Yes! I had previously noted how Holmes was, in many ways, taking the HN/SV memes seriously, in believing:

- that an entire industry has been doing it wrong

- that it can be fixed by a low-bureaucracy, Angel-funded startup

- that once you have enough success you can just rewrite the laws that were slowing you down

- that no one knows what they're doing anyway, major projects are 100% guesswork, and you should just "fake it till you make it"

- that any skill is just a matter of 10,000 hours of practice

- that you can outsmart an industry before even passing or placing out of sophomore level classes

- that any self-doubt must be Impostor Syndrome, and so it's not worth your time to even check if that doubt has a factual basis

https://news.ycombinator.com/item?id=12068536#12071172

I remember watching an interview where she actually said those things. I would be suspicious with a person who talks like that.
This actually sounds a lot like Donald Trump's campaign message.
I think the problems arise when you've moved beyond exaggerating putative customers' level of interest or how finished the software is to faking a solution which technical experts have very good reason to believe isn't actually achievable, or when your mistakes are likely to kill people.
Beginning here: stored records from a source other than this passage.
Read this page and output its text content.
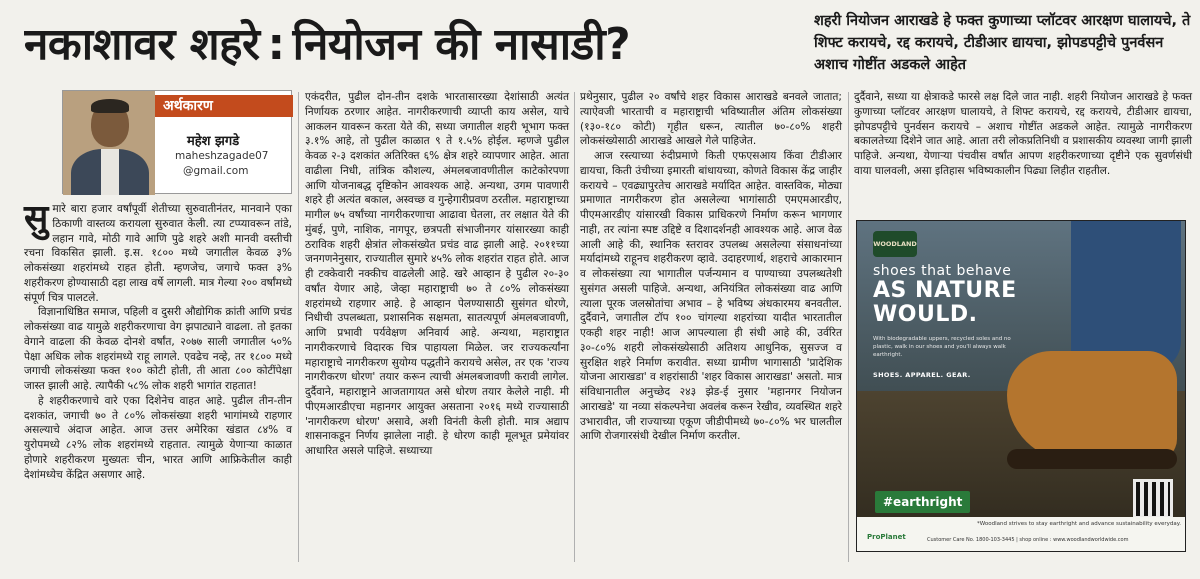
नकाशावर शहरे : नियोजन की नासाडी?	शहरी नियोजन आराखडे हे फक्त कुणाच्या प्लॉटवर आरक्षण घालायचे, ते शिफ्ट करायचे, रद्द करायचे, टीडीआर द्यायचा, झोपडपट्टीचे पुनर्वसन अशाच गोष्टींत अडकले आहेत
अर्थकारण
महेश झगडे
maheshzagade07
@gmail.com

सुमारे बारा हजार वर्षांपूर्वी शेतीच्या सुरुवातीनंतर, मानवाने एका ठिकाणी वास्तव्य करायला सुरुवात केली. त्या टप्प्यावरून तांडे, लहान गावे, मोठी गावे आणि पुढे शहरे अशी मानवी वस्तीची रचना विकसित झाली. इ.स. १८०० मध्ये जगातील केवळ ३% लोकसंख्या शहरांमध्ये राहत होती. म्हणजेच, जगाचे फक्त ३% शहरीकरण होण्यासाठी दहा लाख वर्षे लागली. मात्र गेल्या २०० वर्षांमध्ये संपूर्ण चित्र पालटले.

विज्ञानाधिष्ठित समाज, पहिली व दुसरी औद्योगिक क्रांती आणि प्रचंड लोकसंख्या वाढ यामुळे शहरीकरणाचा वेग झपाट्याने वाढला. तो इतका वेगाने वाढला की केवळ दोनशे वर्षांत, २०७७ साली जगातील ५०% पेक्षा अधिक लोक शहरांमध्ये राहू लागले. एवढेच नव्हे, तर १८०० मध्ये जगाची लोकसंख्या फक्त १०० कोटी होती, ती आता ८०० कोटींपेक्षा जास्त झाली आहे. त्यापैकी ५८% लोक शहरी भागांत राहतात!

हे शहरीकरणाचे वारे एका दिशेनेच वाहत आहे. पुढील तीन-तीन दशकांत, जगाची ७० ते ८०% लोकसंख्या शहरी भागांमध्ये राहणार असल्याचे अंदाज आहेत. आज उत्तर अमेरिका खंडात ८४% व युरोपमध्ये ८२% लोक शहरांमध्ये राहतात. त्यामुळे येणाऱ्या काळात होणारे शहरीकरण मुख्यतः चीन, भारत आणि आफ्रिकेतील काही देशांमध्येच केंद्रित असणार आहे.

एकंदरीत, पुढील दोन-तीन दशके भारतासारख्या देशांसाठी अत्यंत निर्णायक ठरणार आहेत. नागरीकरणाची व्याप्ती काय असेल, याचे आकलन यावरून करता येते की, सध्या जगातील शहरी भूभाग फक्त ३.१% आहे, तो पुढील काळात ९ ते १.५% होईल. म्हणजे पुढील केवळ २-३ दशकांत अतिरिक्त ६% क्षेत्र शहरे व्यापणार आहेत. आता वाढीला निधी, तांत्रिक कौशल्य, अंमलबजावणीतील काटेकोरपणा आणि योजनाबद्ध दृष्टिकोन आवश्यक आहे. अन्यथा, उगम पावणारी शहरे ही अत्यंत बकाल, अस्वच्छ व गुन्हेगारीप्रवण ठरतील. महाराष्ट्राच्या मागील ७५ वर्षांच्या नागरीकरणाचा आढावा घेतला, तर लक्षात येते की मुंबई, पुणे, नाशिक, नागपूर, छत्रपती संभाजीनगर यांसारख्या काही ठराविक शहरी क्षेत्रांत लोकसंख्येत प्रचंड वाढ झाली आहे. २०११च्या जनगणनेनुसार, राज्यातील सुमारे ४५% लोक शहरांत राहत होते. आज ही टक्केवारी नक्कीच वाढलेली आहे. खरे आव्हान हे पुढील २०-३० वर्षांत येणार आहे, जेव्हा महाराष्ट्राची ७० ते ८०% लोकसंख्या शहरांमध्ये राहणार आहे. हे आव्हान पेलण्यासाठी सुसंगत धोरणे, निधीची उपलब्धता, प्रशासनिक सक्षमता, सातत्यपूर्ण अंमलबजावणी, आणि प्रभावी पर्यवेक्षण अनिवार्य आहे. अन्यथा, महाराष्ट्रात नागरीकरणाचे विदारक चित्र पाहायला मिळेल. जर राज्यकर्त्यांना महाराष्ट्राचे नागरीकरण सुयोग्य पद्धतीने करायचे असेल, तर एक 'राज्य नागरीकरण धोरण' तयार करून त्याची अंमलबजावणी करावी लागेल. दुर्दैवाने, महाराष्ट्राने आजतागायत असे धोरण तयार केलेले नाही. मी पीएमआरडीएचा महानगर आयुक्त असताना २०१६ मध्ये राज्यासाठी 'नागरीकरण धोरण' असावे, अशी विनंती केली होती. मात्र अद्याप शासनाकडून निर्णय झालेला नाही. हे धोरण काही मूलभूत प्रमेयांवर आधारित असले पाहिजे. सध्याच्या

प्रथेनुसार, पुढील २० वर्षांचे शहर विकास आराखडे बनवले जातात; त्याऐवजी भारताची व महाराष्ट्राची भविष्यातील अंतिम लोकसंख्या (१३०-१८० कोटी) गृहीत धरून, त्यातील ७०-८०% शहरी लोकसंख्येसाठी आराखडे आखले गेले पाहिजेत.

आज रस्त्याच्या रुंदीप्रमाणे किती एफएसआय किंवा टीडीआर द्यायचा, किती उंचीच्या इमारती बांधायच्या, कोणते विकास केंद्र जाहीर करायचे – एवढ्यापुरतेच आराखडे मर्यादित आहेत. वास्तविक, मोठ्या प्रमाणात नागरीकरण होत असलेल्या भागांसाठी एमएमआरडीए, पीएमआरडीए यांसारखी विकास प्राधिकरणे निर्माण करून भागणार नाही, तर त्यांना स्पष्ट उद्दिष्टे व दिशादर्शनही आवश्यक आहे. आज वेळ आली आहे की, स्थानिक स्तरावर उपलब्ध असलेल्या संसाधनांच्या मर्यादांमध्ये राहूनच शहरीकरण व्हावे. उदाहरणार्थ, शहराचे आकारमान व लोकसंख्या त्या भागातील पर्जन्यमान व पाण्याच्या उपलब्धतेशी सुसंगत असली पाहिजे. अन्यथा, अनियंत्रित लोकसंख्या वाढ आणि त्याला पूरक जलस्रोतांचा अभाव – हे भविष्य अंधकारमय बनवतील. दुर्दैवाने, जगातील टॉप १०० चांगल्या शहरांच्या यादीत भारतातील एकही शहर नाही! आज आपल्याला ही संधी आहे की, उर्वरित ३०-८०% शहरी लोकसंख्येसाठी अतिशय आधुनिक, सुसज्ज व सुरक्षित शहरे निर्माण करावीत. सध्या ग्रामीण भागासाठी 'प्रादेशिक योजना आराखडा' व शहरांसाठी 'शहर विकास आराखडा' असतो. मात्र संविधानातील अनुच्छेद २४३ झेड-ई नुसार 'महानगर नियोजन आराखडे' या नव्या संकल्पनेचा अवलंब करून रेखीव, व्यवस्थित शहरे उभारावीत, जी राज्याच्या एकूण जीडीपीमध्ये ७०-८०% भर घालतील आणि रोजगारसंधी देखील निर्माण करतील.

दुर्दैवाने, सध्या या क्षेत्राकडे फारसे लक्ष दिले जात नाही. शहरी नियोजन आराखडे हे फक्त कुणाच्या प्लॉटवर आरक्षण घालायचे, ते शिफ्ट करायचे, रद्द करायचे, टीडीआर द्यायचा, झोपडपट्टीचे पुनर्वसन करायचे – अशाच गोष्टींत अडकले आहेत. त्यामुळे नागरीकरण बकालतेच्या दिशेने जात आहे. आता तरी लोकप्रतिनिधी व प्रशासकीय व्यवस्था जागी झाली पाहिजे. अन्यथा, येणाऱ्या पंचवीस वर्षांत आपण शहरीकरणाच्या दृष्टीने एक सुवर्णसंधी वाया घालवली, असा इतिहास भविष्यकालीन पिढ्या लिहीत राहतील.

WOODLAND
shoes that behave
AS NATURE
WOULD.
With biodegradable uppers, recycled soles and no plastic, walk in our shoes and you'll always walk earthright.
SHOES. APPAREL. GEAR.
#earthright
*Woodland strives to stay earthright and advance sustainability everyday.
ProPlanet	Customer Care No. 1800-103-3445 | shop online : www.woodlandworldwide.com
Often these two overlap, because when a solution is as important as life and death and the field is mature enough to actually have experts, you probably shouldn't assume the reason they didn't solve it was because their company culture wasn't as cool as yours.

That's why I'm somewhat more irritated about reading about an apparently very worthy electrical VTOL aircraft project featured on here boast of an apparently purely-hypothetical "300km range" on its website as if other engineers are just idiots for thinking battery weight might prevent that than I am about actually writing marketing material for people that have a lot more ability to solve problems than customers.